The Pancharanga Kshetrams (also called Pancharangams, meaning the "five Rangams or Ranganathas") is a group of five Hindu temples on the banks of the Kaveri River dedicated to Ranganatha, a form of Vishnu. The five Pancharanga Kshetrams are: The Srirangapatnam called the Adi Ranga, the first temple on the banks of the Kaveri River from the upstream side; the Srirangam (island in Tiruchirappalli) in Tamil Nadu known as Adya Ranga (the last temple), Appalarangam or Koviladi at Tiurppernagar in Tamil Nadu, Parimala Ranganatha Perumal Temple or Mayuram at Indalur, Mayiladuthurai and Vatarangam at Sirkazhi. The Sarangapani temple at Kumbakonam is mentioned in place of Vatarangam in some references. This is the only Divya Desam where neyyappam is offered to the deity every night as neivedhyam. There is a belief that childless couples upon praying and offering butter with sugar to the Santhanagopalan deity at the temple are blessed with children.

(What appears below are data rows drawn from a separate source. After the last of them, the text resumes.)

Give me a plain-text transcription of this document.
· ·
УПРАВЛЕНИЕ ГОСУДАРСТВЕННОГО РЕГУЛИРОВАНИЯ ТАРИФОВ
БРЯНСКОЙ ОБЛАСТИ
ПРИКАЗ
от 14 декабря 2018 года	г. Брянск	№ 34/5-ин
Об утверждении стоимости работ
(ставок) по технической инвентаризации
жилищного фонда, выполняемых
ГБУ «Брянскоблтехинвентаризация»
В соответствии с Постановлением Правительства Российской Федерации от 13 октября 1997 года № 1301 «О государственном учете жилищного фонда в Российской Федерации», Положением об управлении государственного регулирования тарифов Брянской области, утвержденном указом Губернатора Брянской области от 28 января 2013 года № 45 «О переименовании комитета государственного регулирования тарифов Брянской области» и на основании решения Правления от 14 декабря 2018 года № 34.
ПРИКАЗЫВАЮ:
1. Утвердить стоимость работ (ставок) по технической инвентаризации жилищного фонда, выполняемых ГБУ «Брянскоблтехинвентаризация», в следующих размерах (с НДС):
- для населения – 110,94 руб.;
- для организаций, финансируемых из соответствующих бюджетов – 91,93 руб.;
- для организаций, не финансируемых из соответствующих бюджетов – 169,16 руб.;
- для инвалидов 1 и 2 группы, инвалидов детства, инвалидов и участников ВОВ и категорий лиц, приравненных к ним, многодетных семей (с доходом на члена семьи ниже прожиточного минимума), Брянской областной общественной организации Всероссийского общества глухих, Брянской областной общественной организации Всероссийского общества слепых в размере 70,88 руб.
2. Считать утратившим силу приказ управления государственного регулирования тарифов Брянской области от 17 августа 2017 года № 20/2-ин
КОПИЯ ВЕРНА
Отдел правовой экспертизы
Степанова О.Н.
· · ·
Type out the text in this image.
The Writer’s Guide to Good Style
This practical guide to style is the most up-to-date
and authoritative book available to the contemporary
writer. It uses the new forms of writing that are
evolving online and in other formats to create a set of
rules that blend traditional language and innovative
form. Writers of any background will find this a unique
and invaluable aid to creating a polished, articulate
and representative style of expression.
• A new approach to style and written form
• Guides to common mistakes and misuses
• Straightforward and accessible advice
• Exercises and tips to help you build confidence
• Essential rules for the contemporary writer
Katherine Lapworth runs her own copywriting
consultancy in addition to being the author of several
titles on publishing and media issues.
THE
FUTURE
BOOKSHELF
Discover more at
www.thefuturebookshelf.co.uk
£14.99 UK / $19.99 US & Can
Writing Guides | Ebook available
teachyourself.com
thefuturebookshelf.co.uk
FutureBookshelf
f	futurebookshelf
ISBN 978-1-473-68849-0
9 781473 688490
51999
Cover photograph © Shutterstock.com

The Appakkudathaan Perumal Temple is revered in the Nalayira Divya Prabandham, a 7th–9th century Vaishnava canon of 33 verses by Periyalvar, Thirumangai Alvar, Thirumalisai Alvar and Nammalvar. The temple is classified as a Divya Desam, the 108 Vishnu temples that are revered in the Vaishnava canon. The temple is counted as the sixth in line of Divya Desams located in Chola Nadu. The temple is also mentioned in the Sanskrit work Srirangaraja Sarithapanam. The temple is also the mukti stalam; the place where saint Periyalvar is believed to have attained the feet of Vishnu. Nammalvar is believed to have recited his last song in the Divya Prabandam from this temple. Some scriptures quote that this temple is more ancient than the Srirangam temple.